Shares are purchased within 30 days of the end of the accumulation period by the plan administrator and are free of income tax and national insurance (NI). The main advantage of a Sip for an employer is improved staff retention and motivation. The longer an employee stays with their employer, the more they can benefit from the tax advantages of a Sip and they will probably be more likely to show an interest in the organisation’s performance. The employee also has opportunity to become a shareholder in the business.

Employers can offer all, or a combination of, the share options, according to their business requirements. For example, they do not have to offer free or matching shares if it does not make economic sense to do so.

Tax-free status

If free shares are kept in the plan for five years or more, they will retain their tax-free status. However, if the shares are withdrawn before three years have elapsed, income tax and NI will be due on the value of the shares at the time of their removal. Removal of shares between three and five years results in income tax and NI being payable on the lower of the award (purchase) price and the price at the time of withdrawal.

Any employee that leaves the organisation for a ‘good’ reason (retirement or redundancy, for example) will not have any tax liability when removing shares, irrespective of how long they have held them.

However, there have been a number of changes to Sips since the 2013 Finance Bill was implemented in July.  Previously, employees could use up to £1,500 a year or 10% of their gross pay, whichever was lower, to buy partnership shares. The £1,500 limit has now been removed, and there is no limit to the value of dividend reinvestment in a tax year.

On the basis that the shares are held in the plan for a minimum of three years, there will be no income tax or NI to be paid on that investment.     

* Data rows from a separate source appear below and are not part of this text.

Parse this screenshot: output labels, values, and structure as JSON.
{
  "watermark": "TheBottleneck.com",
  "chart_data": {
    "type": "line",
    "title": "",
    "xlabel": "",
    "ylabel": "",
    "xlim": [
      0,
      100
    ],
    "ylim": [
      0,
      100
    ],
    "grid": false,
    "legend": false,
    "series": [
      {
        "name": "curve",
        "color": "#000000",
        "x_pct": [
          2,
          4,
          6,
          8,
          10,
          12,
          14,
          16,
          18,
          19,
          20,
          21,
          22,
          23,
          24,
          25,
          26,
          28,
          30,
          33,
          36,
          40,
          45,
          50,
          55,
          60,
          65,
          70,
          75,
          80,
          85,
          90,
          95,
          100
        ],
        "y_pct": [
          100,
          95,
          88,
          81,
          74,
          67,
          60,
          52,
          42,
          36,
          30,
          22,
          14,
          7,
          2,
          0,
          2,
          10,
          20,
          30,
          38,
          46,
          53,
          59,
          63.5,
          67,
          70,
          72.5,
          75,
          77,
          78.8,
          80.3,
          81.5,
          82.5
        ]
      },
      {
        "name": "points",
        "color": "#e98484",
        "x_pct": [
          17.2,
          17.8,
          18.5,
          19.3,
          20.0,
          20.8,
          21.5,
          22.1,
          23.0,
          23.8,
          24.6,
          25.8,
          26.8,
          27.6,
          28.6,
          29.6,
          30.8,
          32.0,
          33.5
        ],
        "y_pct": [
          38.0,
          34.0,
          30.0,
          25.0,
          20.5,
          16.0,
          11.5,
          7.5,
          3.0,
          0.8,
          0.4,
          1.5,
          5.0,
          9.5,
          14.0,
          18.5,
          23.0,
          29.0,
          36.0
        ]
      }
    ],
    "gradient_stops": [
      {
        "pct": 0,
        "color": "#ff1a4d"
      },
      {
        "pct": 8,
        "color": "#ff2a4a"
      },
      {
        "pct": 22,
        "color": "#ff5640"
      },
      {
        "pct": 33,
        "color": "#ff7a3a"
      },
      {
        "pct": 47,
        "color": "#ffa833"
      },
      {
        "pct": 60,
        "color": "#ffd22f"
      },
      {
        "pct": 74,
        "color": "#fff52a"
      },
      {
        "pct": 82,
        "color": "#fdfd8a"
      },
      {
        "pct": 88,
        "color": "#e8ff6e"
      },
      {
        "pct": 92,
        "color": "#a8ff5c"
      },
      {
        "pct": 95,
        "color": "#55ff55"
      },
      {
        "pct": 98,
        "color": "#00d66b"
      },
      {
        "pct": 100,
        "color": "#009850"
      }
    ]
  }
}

The revised guidelines have also simplified retirement provisions. Previous legislation set out retirement by reference to an employee’s age, but this age varied depending on which plan he or she was signed up to. This had led to the use of the term ‘early retirement’ where a participant had retired but had not yet reached a specified age. Under the new provisions, the plan rules will no longer mention a specific age.